O conglomerado Cosan não tem planos de venda neste momento de participação em sua controlada Moove, produtora e distribuidora de óleos lubrificantes, disse o CEO da companhia, Marcelo Martins, nesta segunda-feira.
"Falar em IPO (oferta inicial de ações) da Moove neste momento não é adequado", acrescentou ele, durante teleconferência para comentar os resultados da Cosan.
Ele disse que a companhia aguarda mais "construção de valor" pela Moove.
A Cosan, que busca simplificar suas operações e vender ativos para reduzir o endividamento, segue em conversas com interessados em fatia da empresa na empresa de logística Rumo, disse Martins.

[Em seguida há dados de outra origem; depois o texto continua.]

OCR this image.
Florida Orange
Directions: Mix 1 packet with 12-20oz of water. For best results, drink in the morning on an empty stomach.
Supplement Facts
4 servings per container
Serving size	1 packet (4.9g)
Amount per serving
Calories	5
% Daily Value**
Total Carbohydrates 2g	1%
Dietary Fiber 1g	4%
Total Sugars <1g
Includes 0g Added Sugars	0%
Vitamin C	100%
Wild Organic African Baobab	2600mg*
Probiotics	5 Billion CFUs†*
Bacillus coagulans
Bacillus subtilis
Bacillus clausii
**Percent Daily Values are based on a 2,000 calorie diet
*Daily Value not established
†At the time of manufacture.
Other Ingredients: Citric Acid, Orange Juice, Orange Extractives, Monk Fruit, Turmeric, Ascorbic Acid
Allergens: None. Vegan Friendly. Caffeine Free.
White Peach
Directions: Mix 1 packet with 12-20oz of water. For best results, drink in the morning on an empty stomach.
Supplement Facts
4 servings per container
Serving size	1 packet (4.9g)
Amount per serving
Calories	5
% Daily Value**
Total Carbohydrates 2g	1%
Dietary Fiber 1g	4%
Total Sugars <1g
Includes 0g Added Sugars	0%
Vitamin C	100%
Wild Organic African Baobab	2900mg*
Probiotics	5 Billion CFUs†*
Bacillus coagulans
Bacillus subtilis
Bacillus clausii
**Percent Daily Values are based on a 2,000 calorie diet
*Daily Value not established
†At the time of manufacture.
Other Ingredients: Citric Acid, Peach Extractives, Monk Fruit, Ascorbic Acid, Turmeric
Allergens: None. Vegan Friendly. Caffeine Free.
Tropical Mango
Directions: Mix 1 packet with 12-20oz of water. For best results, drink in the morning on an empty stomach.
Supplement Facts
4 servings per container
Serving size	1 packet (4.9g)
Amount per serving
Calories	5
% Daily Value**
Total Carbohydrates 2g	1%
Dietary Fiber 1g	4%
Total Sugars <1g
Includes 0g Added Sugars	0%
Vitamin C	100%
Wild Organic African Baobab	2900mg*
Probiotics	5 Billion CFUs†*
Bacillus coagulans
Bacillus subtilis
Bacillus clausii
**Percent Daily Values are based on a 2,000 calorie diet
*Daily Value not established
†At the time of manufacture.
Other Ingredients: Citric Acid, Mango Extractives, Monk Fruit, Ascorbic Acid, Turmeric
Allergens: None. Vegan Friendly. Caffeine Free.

"Estamos falando com (eventuais) compradores e não temos notícia para dividir com o mercado", disse o executivo, lembrando que a empresa publicará qualquer informação sobre o processo quando receber proposta vinculante.
Já o CFO da Cosan, Rafael Bergman, cuja saída da empresa a partir de 1º de setembro foi anunciada na última sexta-feira, disse que a empresa tem o objetivo de seguir com o processo de "monetização" dos ativos da Radar, do setor de propriedades agrícolas.
Bergman notou ainda que as principais fontes de desalavancagem da Cosan seguirão sendo "os movimentos de portfólio", e não o aumento de dividendos das controladas.
As mudanças na administração da Cosan, incluindo a saída de Bergman, que renunciou ao cargo, têm relação com o processo de simplificação e redução de despesas do conglomerado, disse Martins.
Além de Bergman, a vice-presidente Jurídica da Cosan, Maria Rita de Carvalho Drummond, também renunciou.
A Cosan anunciou que o cargo de diretor vice-presidente Financeiro e de Relações com Investidores da companhia será ocupado por José Cezário Menezes de Barros Sobrinho, executivo que já ocupou essa mesma posição na Rumo. A área jurídica passará a reportar para o novo CFO.